The battles are likely to come not just on economic grounds, but on key European policies on migration and sanctions against Moscow.
President Sergio Mattarella of Italy had earlier vetoed an anti-euro economist, Paolo Savona, as finance minister, raising the chilling prospect of new elections that would have effectively been a referendum on membership in the euro.
In the end, the two populist party leaders named another finance minister, but pointedly made Mr. Savona the new Europe minister instead. There, he will have cabinet rank and get to annoy other European ministers in Brussels meetings — including, presumably, the country’s own pro-European foreign minister, Enzo Moavero Milanesi.
The new finance minister is Giovanni Tria, a little-known economics professor who in recent opinion pieces has denounced Germany’s trade surplus as an indicator of the failure of the euro.

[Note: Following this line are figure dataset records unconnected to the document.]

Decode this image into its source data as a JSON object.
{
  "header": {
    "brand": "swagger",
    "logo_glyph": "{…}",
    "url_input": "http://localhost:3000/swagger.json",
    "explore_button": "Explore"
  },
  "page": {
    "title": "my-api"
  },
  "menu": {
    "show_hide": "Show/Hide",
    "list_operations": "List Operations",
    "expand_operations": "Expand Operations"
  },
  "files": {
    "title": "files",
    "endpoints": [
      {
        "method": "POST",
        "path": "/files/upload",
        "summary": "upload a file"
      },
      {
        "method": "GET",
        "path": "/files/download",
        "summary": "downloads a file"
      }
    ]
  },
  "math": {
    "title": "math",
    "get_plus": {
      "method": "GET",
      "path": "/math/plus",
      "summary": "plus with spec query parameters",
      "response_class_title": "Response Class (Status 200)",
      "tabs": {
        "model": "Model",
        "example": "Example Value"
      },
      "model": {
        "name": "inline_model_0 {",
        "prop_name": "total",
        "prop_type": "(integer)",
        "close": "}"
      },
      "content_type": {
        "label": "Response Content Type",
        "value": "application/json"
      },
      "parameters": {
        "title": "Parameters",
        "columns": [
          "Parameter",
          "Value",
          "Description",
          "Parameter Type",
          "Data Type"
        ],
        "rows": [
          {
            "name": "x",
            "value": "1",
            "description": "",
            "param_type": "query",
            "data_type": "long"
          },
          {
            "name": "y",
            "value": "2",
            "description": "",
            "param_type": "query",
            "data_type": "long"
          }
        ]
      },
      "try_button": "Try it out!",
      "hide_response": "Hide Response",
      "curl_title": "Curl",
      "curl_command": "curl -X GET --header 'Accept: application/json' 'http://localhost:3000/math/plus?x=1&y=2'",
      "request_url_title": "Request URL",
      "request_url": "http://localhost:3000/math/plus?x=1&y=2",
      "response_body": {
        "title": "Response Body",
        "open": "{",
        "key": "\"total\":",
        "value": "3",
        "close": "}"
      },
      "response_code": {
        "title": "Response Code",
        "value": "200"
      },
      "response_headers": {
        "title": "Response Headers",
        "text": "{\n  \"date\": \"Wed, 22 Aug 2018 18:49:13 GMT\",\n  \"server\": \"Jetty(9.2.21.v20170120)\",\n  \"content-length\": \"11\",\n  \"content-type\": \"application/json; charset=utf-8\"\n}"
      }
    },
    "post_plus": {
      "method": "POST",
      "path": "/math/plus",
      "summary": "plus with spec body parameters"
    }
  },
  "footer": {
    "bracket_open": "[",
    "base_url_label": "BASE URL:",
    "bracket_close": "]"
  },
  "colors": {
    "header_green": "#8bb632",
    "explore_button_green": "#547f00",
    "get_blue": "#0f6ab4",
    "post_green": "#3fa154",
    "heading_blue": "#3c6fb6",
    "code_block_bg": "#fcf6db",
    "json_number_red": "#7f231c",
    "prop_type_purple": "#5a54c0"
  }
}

And, of course, the fundamentals of Italy’s economic situation have not changed — a cumulative debt of over 130 percent of gross domestic product, low growth, high unemployment, and banks with mounds of nonperforming loans.
Even if the new government keeps Italy in the euro, it promises to reverse a rise in the retirement age and sharply increase government spending and the fiscal deficit, which could create another credit crisis.
The cost of the two parties’ respective electoral promises — most notably, a flat tax and a form of guaranteed income — would amount to at least 6 percent of gross domestic product, the economist Silvia Merler told Politico.